Die Reform des Banksektors erweist sich inzwschen als Fiasko. Einige Banken, wo wichtige Mitglieder der Regierung in irgendeiner Form involviert sind, wurden im letzten Augenblick vor dem Zusammenbruch bewahrt. Ein gutes halbes Dutzend Banken steht zum Verkauf, es ist aber weit und breit kein Käufer in Sicht. Am schwersten wiegt der Umstand, dass es keine verlässlichen Daten über den Zustand des Banksektors gibt und sich die Lage dadurch kaum einschätzen lässt. … Die Attacke auf Juncker und die EU kann als Versuch Renzis gewertet werden, vor einem euroskeptischen Publikum zu punkten und sich dadurch an der Regierung zu halten.

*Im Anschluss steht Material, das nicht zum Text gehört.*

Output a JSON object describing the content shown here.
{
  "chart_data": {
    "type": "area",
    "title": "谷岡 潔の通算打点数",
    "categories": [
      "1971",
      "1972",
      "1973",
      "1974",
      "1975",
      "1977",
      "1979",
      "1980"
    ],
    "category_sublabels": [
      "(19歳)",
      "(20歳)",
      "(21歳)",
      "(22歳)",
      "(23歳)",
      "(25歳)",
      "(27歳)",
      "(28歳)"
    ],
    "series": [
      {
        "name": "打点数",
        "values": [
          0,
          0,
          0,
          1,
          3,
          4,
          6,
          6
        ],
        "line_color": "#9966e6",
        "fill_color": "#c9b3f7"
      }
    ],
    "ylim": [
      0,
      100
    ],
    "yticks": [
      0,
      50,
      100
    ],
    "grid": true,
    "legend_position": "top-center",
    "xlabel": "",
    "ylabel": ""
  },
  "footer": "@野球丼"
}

Angesichts der solcherart drastisch geschilderten Situation des italienischen Banksektors sei daran erinnert, dass Italiens Rating bei BBB liegt und der Verlust des dritten Bs laut EU-Vorschriften für Finanzdienstleister alle institutionellen Anleger wie Pensionsfonds und Versicherungen sowie Treuhänder in der EU zum Verkauf der Papiere nötigt, die damit Ramsch-Status erlangen.
Der italienische Staat refinanziert sich nur dank des Anleihen-Aufkaufs-Programms der EZB. Die Einrichtung einer Bad Bank würde den italienischen Staatskredit belasten, es sei denn, die EZB übernimmt deren Finanzierung gleich selbst.